Consider changing PACKAGESITE or installing it from ports: 'ports-mgmt/pkg'.

AND IN HOST AGAIN PROBLEM 

This is the first time this has happened
This has never happened to me before


----------



## SirDice (May 11, 2022)

FreeBSD 10.0 has been End-of-Life since 2015. MySQL 5.5 has been EoL since December 2018.


----------



## findel costa (May 11, 2022)

SirDice said:


> FreeBSD 10.0 has been End-of-Life since 2015. MySQL 5.5 has been EoL since December 2018.

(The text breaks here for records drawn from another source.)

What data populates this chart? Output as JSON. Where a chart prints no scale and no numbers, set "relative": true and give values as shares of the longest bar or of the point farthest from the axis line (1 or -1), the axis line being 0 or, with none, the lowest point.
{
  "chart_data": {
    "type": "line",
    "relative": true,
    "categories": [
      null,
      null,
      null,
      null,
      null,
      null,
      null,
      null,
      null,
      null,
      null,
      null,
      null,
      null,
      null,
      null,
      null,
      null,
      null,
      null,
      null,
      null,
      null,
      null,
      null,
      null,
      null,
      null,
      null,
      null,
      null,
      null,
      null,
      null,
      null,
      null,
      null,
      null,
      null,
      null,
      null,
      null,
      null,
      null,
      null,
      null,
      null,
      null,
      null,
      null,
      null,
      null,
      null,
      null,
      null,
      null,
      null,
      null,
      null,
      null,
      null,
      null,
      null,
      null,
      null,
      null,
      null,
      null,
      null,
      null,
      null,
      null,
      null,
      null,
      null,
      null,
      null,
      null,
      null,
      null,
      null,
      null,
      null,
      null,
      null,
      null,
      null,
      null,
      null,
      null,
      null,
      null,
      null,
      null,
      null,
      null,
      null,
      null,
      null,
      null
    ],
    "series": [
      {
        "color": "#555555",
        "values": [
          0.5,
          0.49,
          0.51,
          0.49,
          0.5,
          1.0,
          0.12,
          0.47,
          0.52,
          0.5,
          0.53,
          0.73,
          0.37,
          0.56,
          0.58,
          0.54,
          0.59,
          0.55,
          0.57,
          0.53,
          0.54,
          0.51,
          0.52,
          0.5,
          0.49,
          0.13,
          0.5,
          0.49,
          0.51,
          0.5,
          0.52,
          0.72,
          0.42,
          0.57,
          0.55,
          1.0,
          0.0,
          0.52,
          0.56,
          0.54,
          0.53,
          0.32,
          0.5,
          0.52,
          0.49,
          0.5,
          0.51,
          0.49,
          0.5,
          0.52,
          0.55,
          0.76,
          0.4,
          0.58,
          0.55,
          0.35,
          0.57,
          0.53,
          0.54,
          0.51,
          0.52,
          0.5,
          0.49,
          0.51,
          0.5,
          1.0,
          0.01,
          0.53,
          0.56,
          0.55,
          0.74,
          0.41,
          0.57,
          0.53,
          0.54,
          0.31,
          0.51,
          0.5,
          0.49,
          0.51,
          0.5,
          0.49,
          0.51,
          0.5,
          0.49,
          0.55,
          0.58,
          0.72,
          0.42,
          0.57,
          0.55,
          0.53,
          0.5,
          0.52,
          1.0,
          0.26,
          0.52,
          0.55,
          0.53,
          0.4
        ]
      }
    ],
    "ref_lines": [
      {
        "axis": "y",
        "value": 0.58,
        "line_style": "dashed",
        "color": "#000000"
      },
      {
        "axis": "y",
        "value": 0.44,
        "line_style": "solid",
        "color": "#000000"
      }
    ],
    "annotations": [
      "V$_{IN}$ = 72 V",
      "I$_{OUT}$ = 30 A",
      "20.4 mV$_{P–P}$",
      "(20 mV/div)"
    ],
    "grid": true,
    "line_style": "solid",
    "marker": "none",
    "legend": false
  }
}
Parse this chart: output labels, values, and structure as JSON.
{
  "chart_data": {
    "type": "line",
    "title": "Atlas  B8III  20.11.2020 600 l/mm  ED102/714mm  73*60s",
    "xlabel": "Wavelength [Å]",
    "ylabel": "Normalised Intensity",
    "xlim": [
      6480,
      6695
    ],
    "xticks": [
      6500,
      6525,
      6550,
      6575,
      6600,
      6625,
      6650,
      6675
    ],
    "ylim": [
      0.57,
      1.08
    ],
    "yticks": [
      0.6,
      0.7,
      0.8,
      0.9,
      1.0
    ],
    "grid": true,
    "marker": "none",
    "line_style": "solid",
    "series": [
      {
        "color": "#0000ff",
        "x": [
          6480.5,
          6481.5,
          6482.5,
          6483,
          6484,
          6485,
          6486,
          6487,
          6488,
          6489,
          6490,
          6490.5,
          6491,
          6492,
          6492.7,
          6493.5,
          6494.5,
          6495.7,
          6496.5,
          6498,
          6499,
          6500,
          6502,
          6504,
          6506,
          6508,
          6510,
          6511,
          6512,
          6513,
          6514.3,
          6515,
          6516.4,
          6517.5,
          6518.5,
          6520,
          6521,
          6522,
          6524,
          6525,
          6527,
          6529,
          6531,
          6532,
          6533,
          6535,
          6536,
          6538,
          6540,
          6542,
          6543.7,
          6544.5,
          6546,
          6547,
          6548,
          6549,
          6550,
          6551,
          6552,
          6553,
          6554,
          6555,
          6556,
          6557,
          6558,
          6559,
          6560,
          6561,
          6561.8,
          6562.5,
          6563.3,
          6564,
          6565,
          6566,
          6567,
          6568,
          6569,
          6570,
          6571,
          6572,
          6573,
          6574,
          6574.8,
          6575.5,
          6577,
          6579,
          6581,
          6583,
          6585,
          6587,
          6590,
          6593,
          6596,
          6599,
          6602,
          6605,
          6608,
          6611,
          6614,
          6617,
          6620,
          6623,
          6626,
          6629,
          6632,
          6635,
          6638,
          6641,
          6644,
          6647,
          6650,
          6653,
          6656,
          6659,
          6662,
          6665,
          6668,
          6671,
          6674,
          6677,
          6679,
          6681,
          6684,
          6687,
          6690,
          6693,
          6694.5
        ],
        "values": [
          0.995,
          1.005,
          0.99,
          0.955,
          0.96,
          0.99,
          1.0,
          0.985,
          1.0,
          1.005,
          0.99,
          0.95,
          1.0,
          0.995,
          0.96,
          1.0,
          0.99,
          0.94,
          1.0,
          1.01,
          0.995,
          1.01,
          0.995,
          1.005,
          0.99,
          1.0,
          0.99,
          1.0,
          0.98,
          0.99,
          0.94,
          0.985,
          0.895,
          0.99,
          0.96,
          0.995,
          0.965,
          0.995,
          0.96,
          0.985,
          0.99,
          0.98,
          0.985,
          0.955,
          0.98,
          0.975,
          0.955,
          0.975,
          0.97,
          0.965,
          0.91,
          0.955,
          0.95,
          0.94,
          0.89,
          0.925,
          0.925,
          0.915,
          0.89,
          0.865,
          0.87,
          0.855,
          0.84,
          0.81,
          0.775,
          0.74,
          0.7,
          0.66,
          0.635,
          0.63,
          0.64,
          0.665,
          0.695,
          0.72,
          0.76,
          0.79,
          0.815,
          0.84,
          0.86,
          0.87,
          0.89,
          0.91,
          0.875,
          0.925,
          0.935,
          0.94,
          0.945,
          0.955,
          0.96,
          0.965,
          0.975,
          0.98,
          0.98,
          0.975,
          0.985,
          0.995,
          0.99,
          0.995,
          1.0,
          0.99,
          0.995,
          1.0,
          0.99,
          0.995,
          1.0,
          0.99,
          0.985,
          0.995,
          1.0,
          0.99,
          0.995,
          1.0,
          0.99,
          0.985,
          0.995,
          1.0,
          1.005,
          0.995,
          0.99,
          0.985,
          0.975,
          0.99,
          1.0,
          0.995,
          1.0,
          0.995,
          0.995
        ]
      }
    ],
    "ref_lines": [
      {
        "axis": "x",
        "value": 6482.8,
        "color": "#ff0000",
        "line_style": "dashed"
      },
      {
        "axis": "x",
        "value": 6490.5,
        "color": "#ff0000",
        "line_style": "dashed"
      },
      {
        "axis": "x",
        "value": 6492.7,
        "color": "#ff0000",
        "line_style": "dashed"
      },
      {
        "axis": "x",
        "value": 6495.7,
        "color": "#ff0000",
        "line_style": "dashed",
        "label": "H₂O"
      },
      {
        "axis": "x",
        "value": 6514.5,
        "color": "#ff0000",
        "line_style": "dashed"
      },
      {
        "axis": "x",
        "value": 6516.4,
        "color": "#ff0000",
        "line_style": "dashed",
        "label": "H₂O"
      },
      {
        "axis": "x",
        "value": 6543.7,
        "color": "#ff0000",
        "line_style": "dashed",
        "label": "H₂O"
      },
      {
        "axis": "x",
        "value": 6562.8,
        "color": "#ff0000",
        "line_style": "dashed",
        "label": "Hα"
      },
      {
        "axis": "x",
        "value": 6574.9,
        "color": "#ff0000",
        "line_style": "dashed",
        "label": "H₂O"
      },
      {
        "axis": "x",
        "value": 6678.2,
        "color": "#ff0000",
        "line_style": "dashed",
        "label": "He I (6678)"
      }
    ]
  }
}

and in freebsd 11+ i have this problem again     i have checking all freebsd hahaha i dont know why have this problem 
This is the first time this has happened
This has never happened to me before


----------



## SirDice (May 11, 2022)

findel costa said:


> and in freebsd 11+ i have this problem again


FreeBSD 11 is End-of-Life too.

Regardless of the FreeBSD versions, MySQL 5.5 is end-of-life.


----------



## findel costa (May 11, 2022)

SirDice said:


> FreeBSD 11 is End-of-Life too.


A few days ago it was installed normally


----------



## SirDice (May 11, 2022)

Which part of "unsupported" is unclear?









						Unsupported FreeBSD Releases
					

FreeBSD is an operating system used to power modern servers, desktops, and embedded platforms.




					www.freebsd.org


----------